Дети горько дохлебывали арбуз. Жена выбирала из уголков стаканчика сметану. День у них оказался не из легких. Зеркала были завешаны штопаными простынями. К моему уходу готовились.
– Никогда не думала, что это будет так страшно, – сказала жена, отбросив пустой стаканчик. – Так вот: есть, есть, есть и вдруг – нет. Как будто сон. Но сны ведь такими долгими не бывают?
Надо сказать, я обожал свою жену. Она была похожа на белокурую хрупкую обезьянку. Она умела приготовить точный, на обязательных тарелочках ужин, а ночами была ненасытима, изобретательна и при этом ненавязчива. Минуты покоя скрашивала отвлекающими разговорами и грустью. А утром умела быть молодой и ничего не помнящей. Например, принести чашечку кофе, сдуть шелушащимися губами пенку к краю и сказать:
– Вам уже не удастся убедить меня, что мы мало знакомы. «Тэ-тэ-тэ» – прошло. И «ля-ля-ля» тоже. Вас зовут Вова.
Нечего говорить, что после этих слов я приходил в новый утренний экстаз. Так мы прожили без малого четверть века.
– Ты ведь еще вчера доставал меня своими приставаниями и жаловался на фонарь в окне! Как же так?
– Честно говоря, сам еще не могу осознать, – ответил я.
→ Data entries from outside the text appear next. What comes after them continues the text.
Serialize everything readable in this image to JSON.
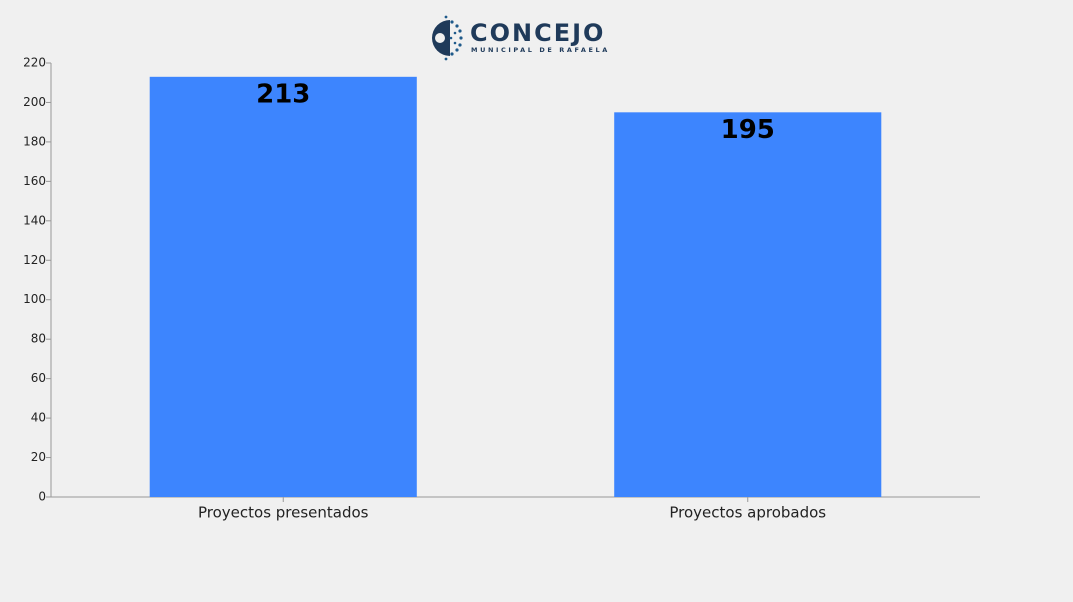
{
  "header": {
    "logo_title": "CONCEJO",
    "logo_subtitle": "MUNICIPAL DE RAFAELA"
  },
  "chart_data": {
    "type": "bar",
    "categories": [
      "Proyectos presentados",
      "Proyectos aprobados"
    ],
    "values": [
      213,
      195
    ],
    "color": "#3d85fe",
    "ylim": [
      0,
      220
    ],
    "yticks": [
      0,
      20,
      40,
      60,
      80,
      100,
      120,
      140,
      160,
      180,
      200,
      220
    ],
    "grid": false
  }
}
– На кого ты детей оставил?
– На тебя.
– А я что – лошадь двужильная?
Я-то любил ее за то, что она совсем маленькая. В постели – одно воображение. Положишь в руку, и хочется плакать. Какая уж там лошадь! Я бессмысленно заходил по комнате, беря зачем-то то одну, то другую декорацию и ставя их снова на место.
– Пойми, на этот раз я ничего не мог поделать. Я даже старался, но у меня не получилось. Я пытался продлить эту муку, но у меня не вышло. Прости. Правда.
– Все неправда! Все!
На это я возразить не смел. Не пускаться же в рассуждения, что жизнь – вся выдумка и фантом, и трагическое скрещение неисполненных желаний. Вот ей еще в столь печальный момент эта философия!
Вошла мама, в халате поверх сорочки с бальными воланчиками. Вычислила слепыми глазами, где я.
– Ну как? Ты удачно сходил?
– В общем, да, – отвечаю. – Завтра обещали.
– Они в положение человека не входят. Если им не дать в руку.